Intriguée par l’article de Vanity Fair « Les suspects portaient des Louboutin », Sofia Coppola reprend à son compte le fait divers sur lequel Nancy Jo Sales a enquêté. The Bling Ring est le nom qui fut donné au groupe d’adolescents californiens qui dévalisèrent les maisons de leurs stars préférées, en scrutant leurs emplois du temps sur Facebook et en opérant le repérage des villas grâce à Google Earth. De la rencontre du groupe à leur procès, elle décrit le parcours de ces cinq adolescents qui pensent que les États-Unis « ont toujours eu un truc avec Bonnie et Clyde ».
Le sujet, fascinant, appelait bien un film, tant il aborde de front des questions propres à notre époque : des célébrités qui, à force de commenter pour la planète entière leurs propres faits et gestes jusqu’aux plus anodins, donnent le sentiment à quelques désaxés que leurs possessions sont des bien publics. Et, inversement, de jeunes anonymes qui atteignent la célébrité en enfilant simplement les atours de leurs idoles. Le tout sur fond de prolifération d’images qui mettent en scène la vie privée en l’abolissant dans un même mouvement.
Peut-on dire qu’à trop réussir son projet, Sofia Coppola rate complètement son film ? Car si son projet est de nous montrer la vacuité totale des adolescents qu’elle filme, le manque d’intérêt que suscite des célébrités aussi creuses que leurs dressings sont pleins, le caractère interchangeable des maisons de luxe, elle parvient tout à fait à manifester ce vide. Si son but est de nous faire vivre l’ennui profond et le manque de vie qui anime ses personnages, l’absence de hors-champ des dressings qui ne sont les antichambres d’aucun foyer, ou des parents, pauvres marionnettes stéréotypées, qui ne renvoient à aucune famille, alors oui, le projet de The Bling Ring est parfaitement réussi. On s’ennuie dès les premiers plans, on ne s’intéresse à aucun des personnages, interprétés pas des acteurs au charisme tout relatif. Mark, le seul garçon de la bande, qui se dit mal dans sa peau et complexé par son physique est bien entendu interprété par un acteur mignon à croquer et parfaitement lisse.
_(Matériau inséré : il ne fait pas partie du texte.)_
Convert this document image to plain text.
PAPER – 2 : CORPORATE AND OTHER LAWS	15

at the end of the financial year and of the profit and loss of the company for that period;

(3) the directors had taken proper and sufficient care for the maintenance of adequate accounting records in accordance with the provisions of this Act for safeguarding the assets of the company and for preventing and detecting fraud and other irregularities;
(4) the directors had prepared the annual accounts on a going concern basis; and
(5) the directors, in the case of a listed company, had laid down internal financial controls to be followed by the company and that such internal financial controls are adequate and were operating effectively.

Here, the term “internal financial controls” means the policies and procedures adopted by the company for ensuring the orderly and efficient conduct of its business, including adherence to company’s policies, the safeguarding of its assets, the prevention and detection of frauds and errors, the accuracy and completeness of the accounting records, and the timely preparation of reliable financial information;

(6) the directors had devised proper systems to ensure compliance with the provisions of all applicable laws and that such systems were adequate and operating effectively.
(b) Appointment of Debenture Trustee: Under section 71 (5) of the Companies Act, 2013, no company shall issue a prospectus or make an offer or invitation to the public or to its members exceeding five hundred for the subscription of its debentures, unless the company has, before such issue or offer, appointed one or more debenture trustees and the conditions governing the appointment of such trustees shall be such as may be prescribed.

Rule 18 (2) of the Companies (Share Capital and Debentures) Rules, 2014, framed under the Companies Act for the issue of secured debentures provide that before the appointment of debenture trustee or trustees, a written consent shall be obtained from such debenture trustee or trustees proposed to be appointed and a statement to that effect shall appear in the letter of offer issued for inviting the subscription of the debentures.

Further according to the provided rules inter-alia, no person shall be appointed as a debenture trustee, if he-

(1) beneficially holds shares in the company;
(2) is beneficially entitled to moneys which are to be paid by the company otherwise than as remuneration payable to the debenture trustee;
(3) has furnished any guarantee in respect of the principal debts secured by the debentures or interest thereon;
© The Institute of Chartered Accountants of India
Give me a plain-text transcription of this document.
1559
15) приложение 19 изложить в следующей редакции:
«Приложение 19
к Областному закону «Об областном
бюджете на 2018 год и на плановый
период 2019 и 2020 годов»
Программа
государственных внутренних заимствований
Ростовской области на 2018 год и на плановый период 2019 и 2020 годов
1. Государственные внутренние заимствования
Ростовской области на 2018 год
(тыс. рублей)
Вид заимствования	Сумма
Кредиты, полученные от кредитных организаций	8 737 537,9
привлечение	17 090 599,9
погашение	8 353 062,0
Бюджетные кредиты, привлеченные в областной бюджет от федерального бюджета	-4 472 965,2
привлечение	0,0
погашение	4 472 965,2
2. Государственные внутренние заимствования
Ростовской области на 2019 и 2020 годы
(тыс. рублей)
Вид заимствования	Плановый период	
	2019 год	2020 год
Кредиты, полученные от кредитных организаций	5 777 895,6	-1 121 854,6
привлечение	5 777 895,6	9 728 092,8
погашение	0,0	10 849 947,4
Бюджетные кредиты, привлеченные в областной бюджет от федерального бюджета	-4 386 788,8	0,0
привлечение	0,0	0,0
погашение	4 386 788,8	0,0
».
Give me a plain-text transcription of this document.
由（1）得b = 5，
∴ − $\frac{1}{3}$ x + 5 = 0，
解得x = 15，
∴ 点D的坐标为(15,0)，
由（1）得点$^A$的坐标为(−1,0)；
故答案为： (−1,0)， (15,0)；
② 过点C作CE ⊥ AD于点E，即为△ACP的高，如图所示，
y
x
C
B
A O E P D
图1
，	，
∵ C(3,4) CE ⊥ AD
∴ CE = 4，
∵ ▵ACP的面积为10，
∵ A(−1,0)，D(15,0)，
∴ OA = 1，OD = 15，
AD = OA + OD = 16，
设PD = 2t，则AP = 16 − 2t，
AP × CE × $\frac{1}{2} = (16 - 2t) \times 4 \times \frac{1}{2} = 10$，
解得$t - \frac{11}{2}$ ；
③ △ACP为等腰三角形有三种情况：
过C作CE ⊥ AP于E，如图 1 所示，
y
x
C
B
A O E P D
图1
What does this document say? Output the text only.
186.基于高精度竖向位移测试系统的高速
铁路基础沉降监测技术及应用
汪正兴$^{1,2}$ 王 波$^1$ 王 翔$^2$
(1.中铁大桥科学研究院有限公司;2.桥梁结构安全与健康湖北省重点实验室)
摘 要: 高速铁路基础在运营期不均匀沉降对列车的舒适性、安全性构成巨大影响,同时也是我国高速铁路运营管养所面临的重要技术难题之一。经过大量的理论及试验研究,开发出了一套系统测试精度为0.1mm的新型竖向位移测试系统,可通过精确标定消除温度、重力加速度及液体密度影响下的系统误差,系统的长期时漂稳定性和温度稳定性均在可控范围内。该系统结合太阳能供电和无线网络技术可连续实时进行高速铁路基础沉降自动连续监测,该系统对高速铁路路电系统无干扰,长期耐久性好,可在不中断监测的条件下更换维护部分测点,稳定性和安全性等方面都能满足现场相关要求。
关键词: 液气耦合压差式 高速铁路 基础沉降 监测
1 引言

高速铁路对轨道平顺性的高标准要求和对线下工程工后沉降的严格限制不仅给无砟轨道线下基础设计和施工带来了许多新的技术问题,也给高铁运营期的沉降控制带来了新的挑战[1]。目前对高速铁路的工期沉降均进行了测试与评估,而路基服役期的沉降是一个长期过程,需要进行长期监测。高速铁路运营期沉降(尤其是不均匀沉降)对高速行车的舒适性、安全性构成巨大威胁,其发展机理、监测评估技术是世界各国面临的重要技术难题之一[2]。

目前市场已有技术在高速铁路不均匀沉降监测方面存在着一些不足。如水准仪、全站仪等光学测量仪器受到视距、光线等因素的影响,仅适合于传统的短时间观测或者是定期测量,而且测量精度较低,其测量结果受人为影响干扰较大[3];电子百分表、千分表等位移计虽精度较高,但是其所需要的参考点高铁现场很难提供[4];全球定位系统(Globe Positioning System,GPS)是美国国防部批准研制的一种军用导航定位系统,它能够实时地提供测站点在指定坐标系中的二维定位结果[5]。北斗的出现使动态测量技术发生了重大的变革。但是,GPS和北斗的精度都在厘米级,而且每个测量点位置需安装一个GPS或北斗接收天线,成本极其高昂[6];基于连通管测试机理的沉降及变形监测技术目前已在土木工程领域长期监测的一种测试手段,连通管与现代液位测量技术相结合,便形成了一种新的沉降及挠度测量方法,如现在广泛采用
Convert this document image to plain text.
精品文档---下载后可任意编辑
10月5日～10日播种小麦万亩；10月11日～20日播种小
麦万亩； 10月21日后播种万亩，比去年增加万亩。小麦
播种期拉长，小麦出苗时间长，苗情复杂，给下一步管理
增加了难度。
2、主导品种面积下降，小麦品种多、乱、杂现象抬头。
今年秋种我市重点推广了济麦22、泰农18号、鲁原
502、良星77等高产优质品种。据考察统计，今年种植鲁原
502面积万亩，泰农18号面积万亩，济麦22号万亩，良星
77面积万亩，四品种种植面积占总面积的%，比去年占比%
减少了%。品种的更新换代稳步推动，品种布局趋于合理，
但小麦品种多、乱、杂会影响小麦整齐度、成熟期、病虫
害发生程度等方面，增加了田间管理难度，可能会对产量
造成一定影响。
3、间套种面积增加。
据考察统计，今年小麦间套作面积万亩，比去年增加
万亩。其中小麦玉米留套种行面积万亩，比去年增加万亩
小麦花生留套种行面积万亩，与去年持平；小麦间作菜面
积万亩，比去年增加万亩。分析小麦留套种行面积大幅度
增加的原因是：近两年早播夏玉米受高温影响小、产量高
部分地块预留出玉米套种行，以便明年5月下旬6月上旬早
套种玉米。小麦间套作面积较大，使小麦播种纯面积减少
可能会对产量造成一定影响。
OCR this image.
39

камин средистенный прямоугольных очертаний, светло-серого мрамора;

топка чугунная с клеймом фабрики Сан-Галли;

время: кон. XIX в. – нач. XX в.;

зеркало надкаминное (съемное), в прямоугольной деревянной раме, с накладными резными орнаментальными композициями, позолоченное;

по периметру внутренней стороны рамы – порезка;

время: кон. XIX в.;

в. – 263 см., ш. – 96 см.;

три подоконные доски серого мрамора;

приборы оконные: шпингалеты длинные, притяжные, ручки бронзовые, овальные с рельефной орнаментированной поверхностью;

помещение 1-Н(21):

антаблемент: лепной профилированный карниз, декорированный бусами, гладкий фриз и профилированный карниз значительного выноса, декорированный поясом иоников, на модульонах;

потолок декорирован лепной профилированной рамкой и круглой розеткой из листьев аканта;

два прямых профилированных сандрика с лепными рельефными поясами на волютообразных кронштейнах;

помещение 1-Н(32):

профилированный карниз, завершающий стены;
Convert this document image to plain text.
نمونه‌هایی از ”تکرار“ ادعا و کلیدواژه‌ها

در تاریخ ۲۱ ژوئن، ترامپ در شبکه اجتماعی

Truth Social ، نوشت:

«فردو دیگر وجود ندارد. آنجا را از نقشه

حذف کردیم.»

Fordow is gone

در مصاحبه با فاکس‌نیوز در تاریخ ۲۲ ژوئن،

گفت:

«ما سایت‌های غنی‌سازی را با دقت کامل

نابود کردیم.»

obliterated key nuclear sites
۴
Sur un même mode et un même rythme, la cinéaste enchaîne des séquences de voiture, de cambriolage, de boîte de nuit, toutes filmées d’une identique façon. La mise en scène est parfaitement à l’image de la superficialité des agissements des personnages : un plan chasse l’autre, un plan en vaut un autre, tout comme les adolescents enchaînent les séances d’essayage dans leur chambre, dans les boutiques ou dans les garde-robes des stars. Seul le long plan pris d’une colline (de l’aveu de Sofia Coppola, imposé par le chef opérateur Harris Savides, auquel le film est dédié) embrassant simultanément les lumières de la vile, et la course d’une pièce à l’autre de Rebecca et Mark qui dévalisent une maison vide parviennent à captiver. En dehors de ces quelques secondes, de longues, longues séances de shoppings, entre lesquelles le film insère des images des comptes Facebook des protagonistes et de séances de tapis rouge des stars victimes de leurs vols. Mais là où Harmony Korine parvenait à faire jouer entre elles sa vision du Spring Break et la représentation diffusée en flux par MTV pour créer un profond malaise, Coppola ne produit aucun effet. C’est sans doute que ses propres images ont la fadeur de celles, qu’à trop vouloir dénoncer, elle n’interroge finalement jamais. Sa représentation de la vacuité de la jeunesse d’aujourd’hui se dilue dans les images télévisées qu’elle emprunte. Finalement, on n’aura rien vu de plus qu’un énième épisode d’Hollywood Stories portant sur un banal fait divers.